I want to write about what that actually involved — not the polished version, but the real one.
What agents actually are
An Axon agent is a loop. It reads your codebase, makes a plan, writes code, runs tests, evaluates the results, and repeats until the task is done or it gets stuck.
That sounds straightforward. It's not.
The hard part isn't any individual step. It's the coordination. It's making sure the agent doesn't go off in the wrong direction for ten minutes before you notice. It's handling the cases where the tests pass but the code is wrong. It's building the right level of human oversight into a system that's supposed to be autonomous.
What we got wrong
Our first implementation was too autonomous. It would run for a long time, make lots of changes, and present you with a diff that was hard to reason about. Developers didn't trust it.
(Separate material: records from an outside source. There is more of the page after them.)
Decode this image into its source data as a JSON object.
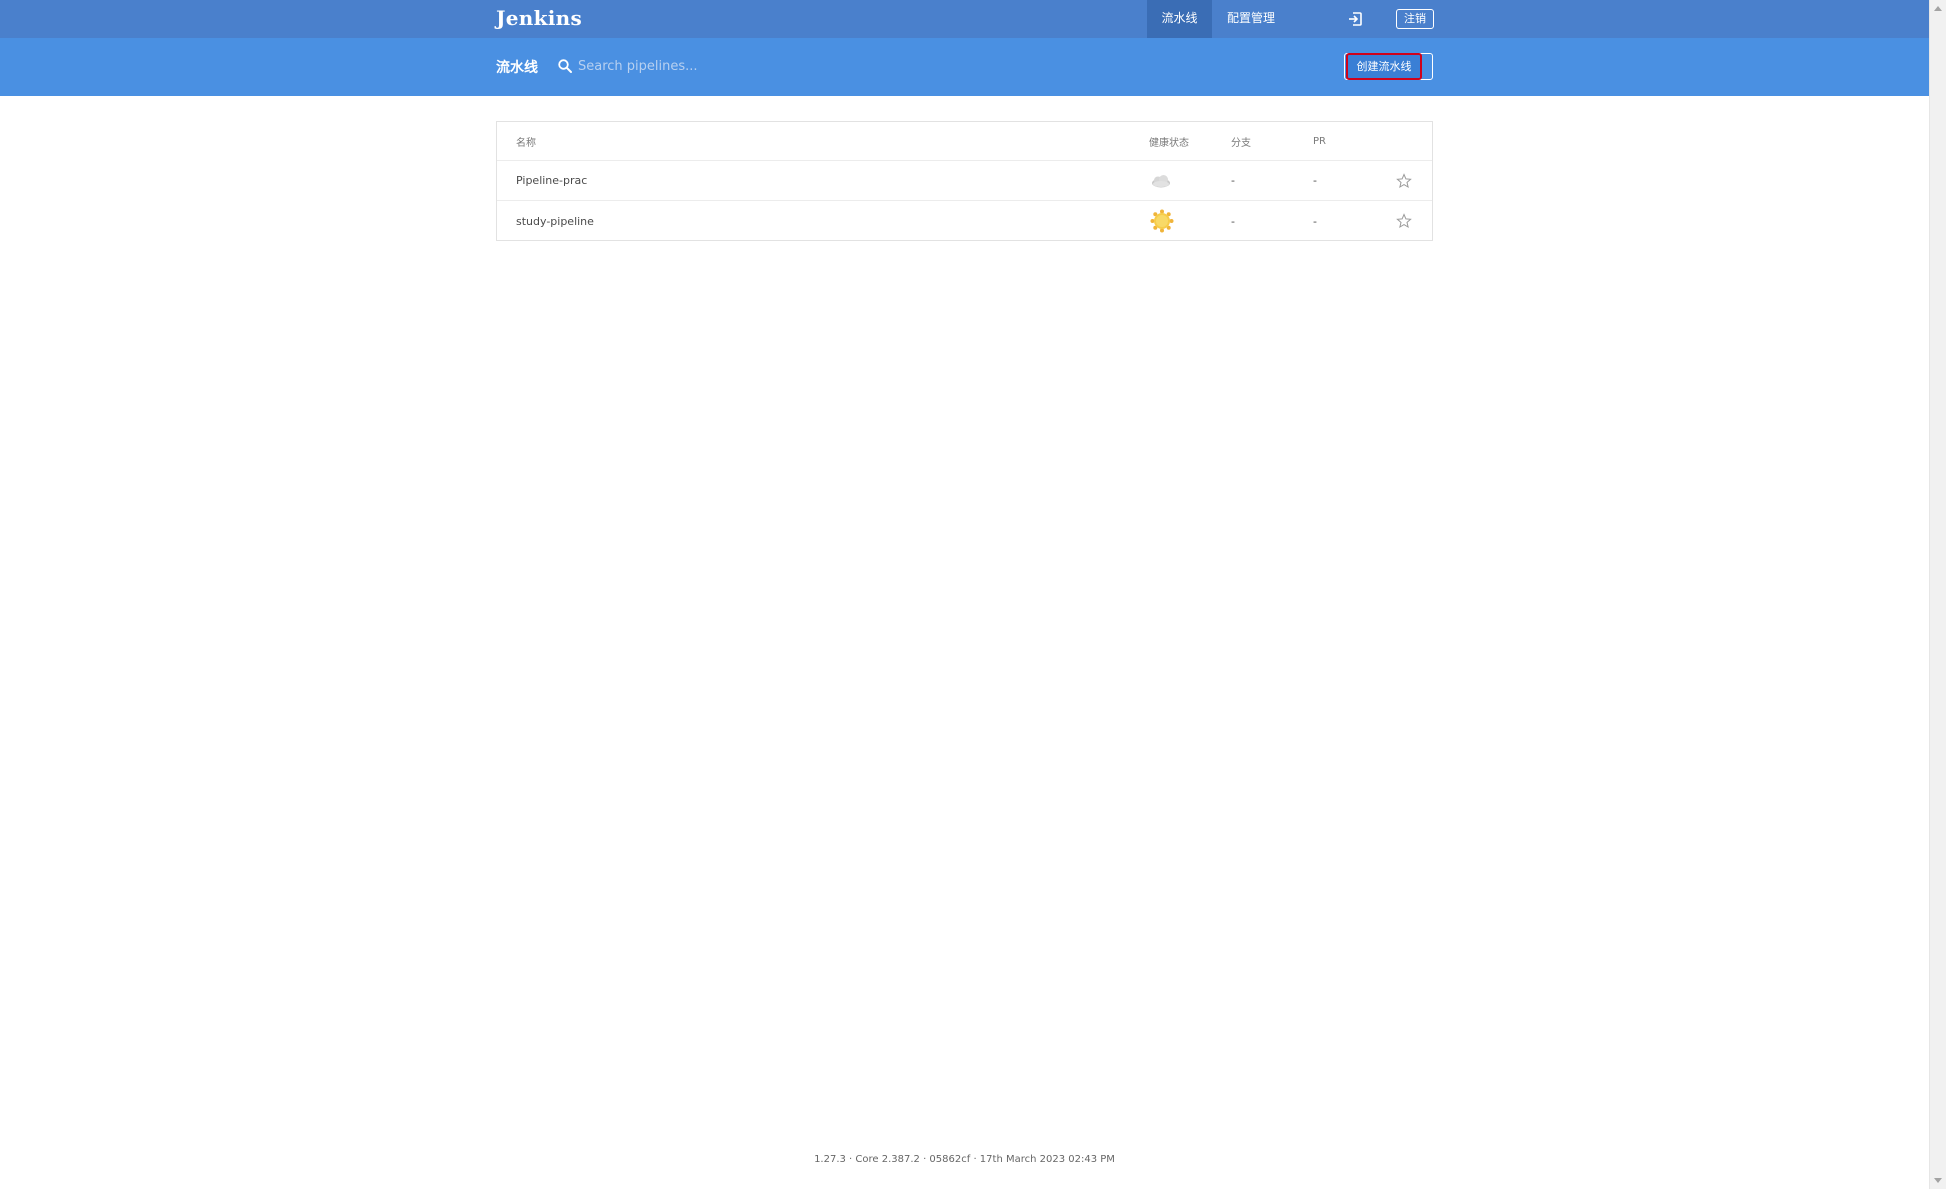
{
  "header": {
    "brand": "Jenkins",
    "nav": [
      {
        "label": "流水线",
        "active": true
      },
      {
        "label": "配置管理",
        "active": false
      }
    ],
    "logout_label": "注销",
    "signin_icon": "sign-in-icon"
  },
  "subheader": {
    "title": "流水线",
    "search_placeholder": "Search pipelines...",
    "search_value": "",
    "create_label": "创建流水线"
  },
  "table": {
    "columns": {
      "name": "名称",
      "health": "健康状态",
      "branch": "分支",
      "pr": "PR"
    },
    "rows": [
      {
        "name": "Pipeline-prac",
        "health_icon": "cloudy-weather-icon",
        "branch": "-",
        "pr": "-",
        "favorite": false
      },
      {
        "name": "study-pipeline",
        "health_icon": "sunny-weather-icon",
        "branch": "-",
        "pr": "-",
        "favorite": false
      }
    ]
  },
  "footer": {
    "version": "1.27.3 · Core 2.387.2 · 05862cf · 17th March 2023 02:43 PM"
  },
  "colors": {
    "topbar": "#4a80cc",
    "topbar_active": "#3a6db5",
    "subbar": "#4a90e2",
    "highlight_border": "#d0021b"
  }
}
They'd review the output carefully, often reject it, and feel like they'd wasted time waiting.
The fix was counterintuitive: make agents slower and more transparent. Show the plan before executing. Checkpoint at meaningful points. Make it easy to stop and redirect.
Agents that feel slower but show their work turned out to be more trusted and more used than agents that were fast but opaque.
What's next
We're working on multi-agent workflows — cases where multiple agents work on different parts of a task simultaneously. It's technically interesting and practically useful for large refactors.
We're also working on better failure modes. Right now, when an agent gets stuck, it just stops. We want it to be able to ask for help in a structured way that's easy for the developer to respond to.
There's a lot left to do. But agents are real now, and they're useful. That feels good.